Littérature

Gary Shteyngart, Lake Success

Gary Shteyngart, Lake Success

À quarante-trois ans, Barry Cohen, New-Yorkais survolté à la tête d’un fonds spéculatif de 2,4 milliards de dollars est au bord du précipice. Sous le coup d’une enquête de la Commission boursière, accablé par la découverte de l’autisme de son jeune fils, il prend une décision aussi subite qu’inattendue et embarque dans un car Greyhound. Destination : le Nouveau-Mexique où demeure celle qui fut jadis son premier amour, et avec qui il imagine pouvoir refaire sa vie. Une vie plus simple, plus saine, plus heureuse. Commence alors une folle traversée du continent. D’est en ouest, de highways en freeways, Barry découvre une autre Amérique : celle des pauvres, des marginaux, des déclassés.
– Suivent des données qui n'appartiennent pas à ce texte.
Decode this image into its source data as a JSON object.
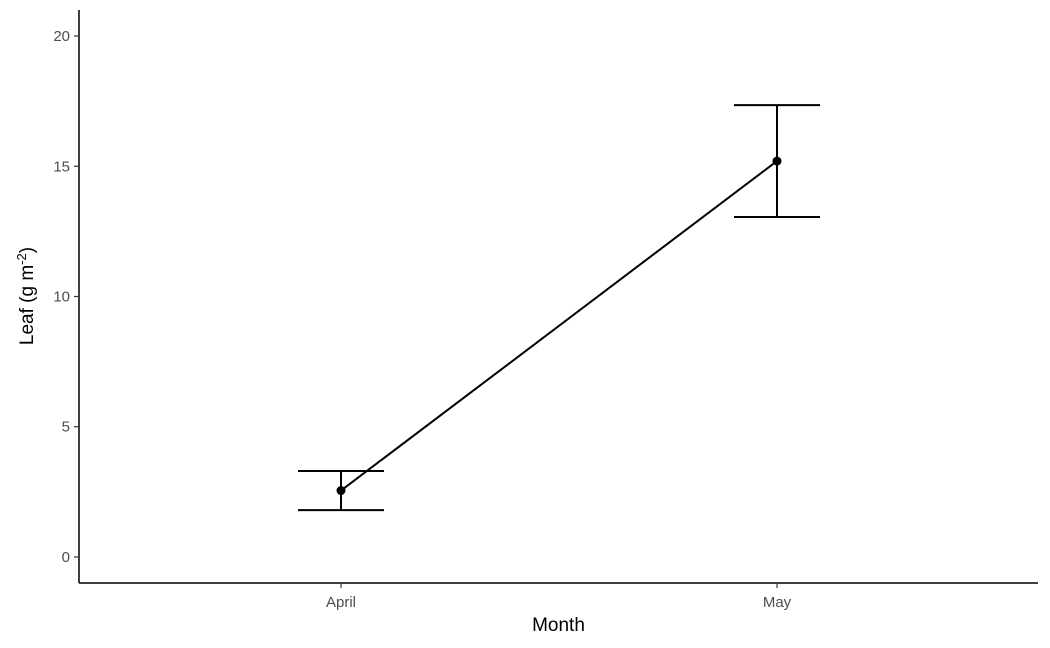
{
  "chart_data": {
    "type": "line",
    "xlabel": "Month",
    "ylabel": {
      "main": "Leaf (g m",
      "superscript": "-2",
      "close": ")"
    },
    "categories": [
      "April",
      "May"
    ],
    "series": [
      {
        "values": [
          2.55,
          15.2
        ],
        "error_low": [
          1.8,
          13.05
        ],
        "error_high": [
          3.3,
          17.35
        ]
      }
    ],
    "ylim": [
      -1,
      21
    ],
    "yticks": [
      0,
      5,
      10,
      15,
      20
    ],
    "ytick_labels": [
      "0",
      "5",
      "10",
      "15",
      "20"
    ],
    "grid": false,
    "legend": "none",
    "line_color": "#000000"
  }
}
Pendant que sa femme, Seema, entame une liaison avec un romancier, Barry fonce vers une improbable rédemption.

Sans se départir de son humour loufoque, Gary Shteyngart dresse le portrait d’une Amérique déboussolée, à la veille de l’élection de Donald Trump, et nous entraîne dans un road-trip qui tient plus des montagnes russes que du voyage d’agrément.

Éditeur original : Random House
Éditeur français : L’Olivier

Critiques

  • En réalité, il y a quelque chose de miraculeux dans « Lake Success » : ce livre peuplé de personnages habités par la colère parvient à dégager, derrière son inconfort et son immense drôlerie, une surprenante douceur.
    Le Monde n° 23327, Raphaëlle Leyris, 9 janvier 2020
  • « Lake Success », un quatrième roman hilarant et féroce dans lequel il dézingue également le monde de la finance dérégulée […]. C’est le début d’une quête rocambolesque à travers l’Amérique en bascule. Une aventure aussi comique que pathétique doublée d’un réquisitoire sévère contre le monde de la finance et ses sbires dégénérés.
    Les Inrockuptibles n° 1259, Léonard Billot, 15 janvier 2020
  • Et comme c’est Gary Shteyngart, l’auteur de l’excellent Absurdistan, qui pilote, on peut s’attendre à des péripéties humoristiques qui joueront sur le contraste entre les mœurs de ce millionnaire collectionneur de montres et les réalités de l’Amérique profonde.
    Le Nouveau Magazine Littéraire n° 26, Alexis Brocas, février 2020, 3/5
  • Ce que le roman de Gary Shteyngart a de singulier ou de plus que les autres, c’est un humour que la loufoquerie ne sature pas et un angle de vue quasiment documentaire sur l’Amérique blanche et pauvre. Il décrit à merveille les tenues, les silhouettes, les gestes, les goûts, la sexualité des individus riches ou pauvres que croise Barry. Tous sont malades, esquintés.
    Libération, Virginie Bloch-Lainé, 10 janvier 2020
  • Quand un auteur de la trempe de Shteyngart réécrit « Sur la route » en 2016, de New York à El Paso et retour, ainsi qu’il le précise page 25 : « dans la prose réfléchie d’un homme mature », c’est un tel bonheur qu’on serait fou de faire la fine bouche. En conclusion, faites bien attention : ce roman donne envie de partir très vite pour pleurer très loin, sans prendre de billet retour.
    Le Figaro Magazine n° 23446, Frédéric Beigbeder, 3 et 4 janvier 2020
  • Le principal plaisir de ce roman est de voir la nation – ses paysages, ses habitants, sa politique caillée, ses inégalités de plus en plus féodales – à travers les filtres vibrants de l’esprit […] de Shteyngart. […] Un roman si piquant, si fringant et si soucieux de sonder les dissonances et les illusions – individuelles et collectives – qui s’emparent de cette terre étrange qui s’éloigne de plus en plus.